Consistency forces you to quit if you actually hate what you’re doing. You can’t chew glass day after day; eventually consistency pushes you to find a format you’re comfortable with — a format in which the task becomes a habit. For a hobby or any side activity, that’s insanely important.


Consistency makes you respect your own craft. It’s hard to publish posts on Vastrik Club or VC and ask people to subscribe to your Telegram if you don’t truly believe there’s value there. But when I spend two full workdays a month writing posts — well, then I’m not ashamed to promote myself. And if someone goes “ugh, ads” — who cares? I spent two workdays on this!


Consistency gives you quantity, and quantity turns into quality. What gets used grows; what doesn’t get used atrophies. Lately, almost any interesting thought or conversation can turn into a blog post. It’s the same with people who write questions for What? Where? When? — they read a book, see a fun fact, and their brain goes: “Oh! That could be a question!”


Consistency turns the format into a routine and frees up mental space for other things. When 15 hours of writing per month are already baked into my calendar, the next step is figuring out who to cross-promote with, or which new platforms to try.


Consistency teaches you not to panic over failures. The routine starts to include not only the work itself, but also mistakes, negative feedback, and volatile outcomes. Instead of focusing on results — which are always biased — you shift focus to effort, which comes from internal motivation rather than external validation.

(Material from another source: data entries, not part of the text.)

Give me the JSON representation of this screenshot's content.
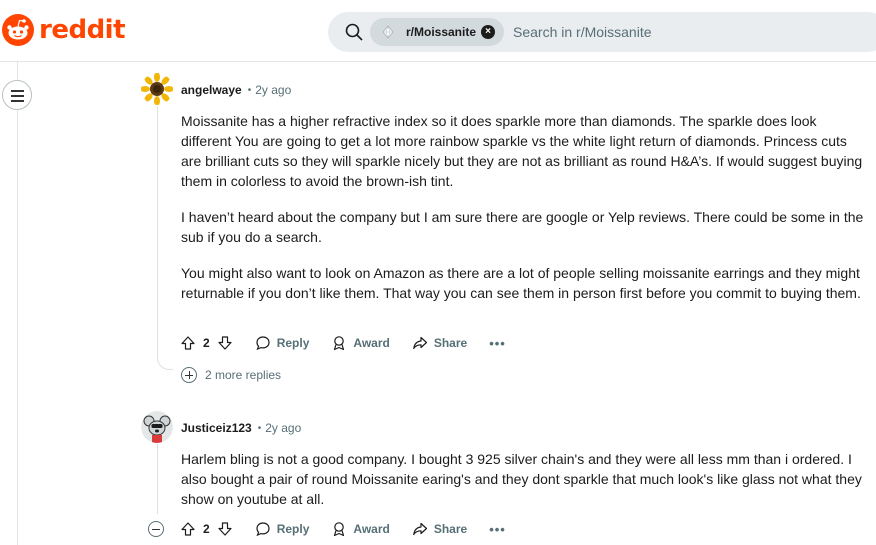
{
  "header": {
    "logo_text": "reddit",
    "search": {
      "community": "r/Moissanite",
      "placeholder": "Search in r/Moissanite"
    }
  },
  "comments": [
    {
      "author": "angelwaye",
      "time": "2y ago",
      "paragraphs": [
        "Moissanite has a higher refractive index so it does sparkle more than diamonds. The sparkle does look different You are going to get a lot more rainbow sparkle vs the white light return of diamonds. Princess cuts are brilliant cuts so they will sparkle nicely but they are not as brilliant as round H&A’s. If would suggest buying them in colorless to avoid the brown-ish tint.",
        "I haven’t heard about the company but I am sure there are google or Yelp reviews. There could be some in the sub if you do a search.",
        "You might also want to look on Amazon as there are a lot of people selling moissanite earrings and they might returnable if you don’t like them. That way you can see them in person first before you commit to buying them."
      ],
      "score": "2",
      "reply_label": "Reply",
      "award_label": "Award",
      "share_label": "Share",
      "more_replies": "2 more replies"
    },
    {
      "author": "Justiceiz123",
      "time": "2y ago",
      "paragraphs": [
        "Harlem bling is not a good company. I bought 3 925 silver chain's and they were all less mm than i ordered. I also bought a pair of round Moissanite earing's and they dont sparkle that much look's like glass not what they show on youtube at all."
      ],
      "score": "2",
      "reply_label": "Reply",
      "award_label": "Award",
      "share_label": "Share"
    }
  ],
  "colors": {
    "brand": "#ff4500",
    "meta_text": "#576f76",
    "search_bg": "#eaedef"
  },
  "icons": [
    "reddit-logo-icon",
    "search-icon",
    "close-icon",
    "menu-icon",
    "upvote-icon",
    "downvote-icon",
    "reply-icon",
    "award-icon",
    "share-icon",
    "more-icon",
    "expand-icon",
    "collapse-icon"
  ]
}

And of course, this applies far beyond blogging. If there’s something important to you but you don’t know how to start growing it, simply dedicate at least 15 minutes to it every single day. Every day. Even if those 15 minutes feel useless, even if you just sit there staring at an empty screen, or lie on the floor trying and failing to do a push-up — over time, those 15 minutes turn into a habit, and the habit brings results.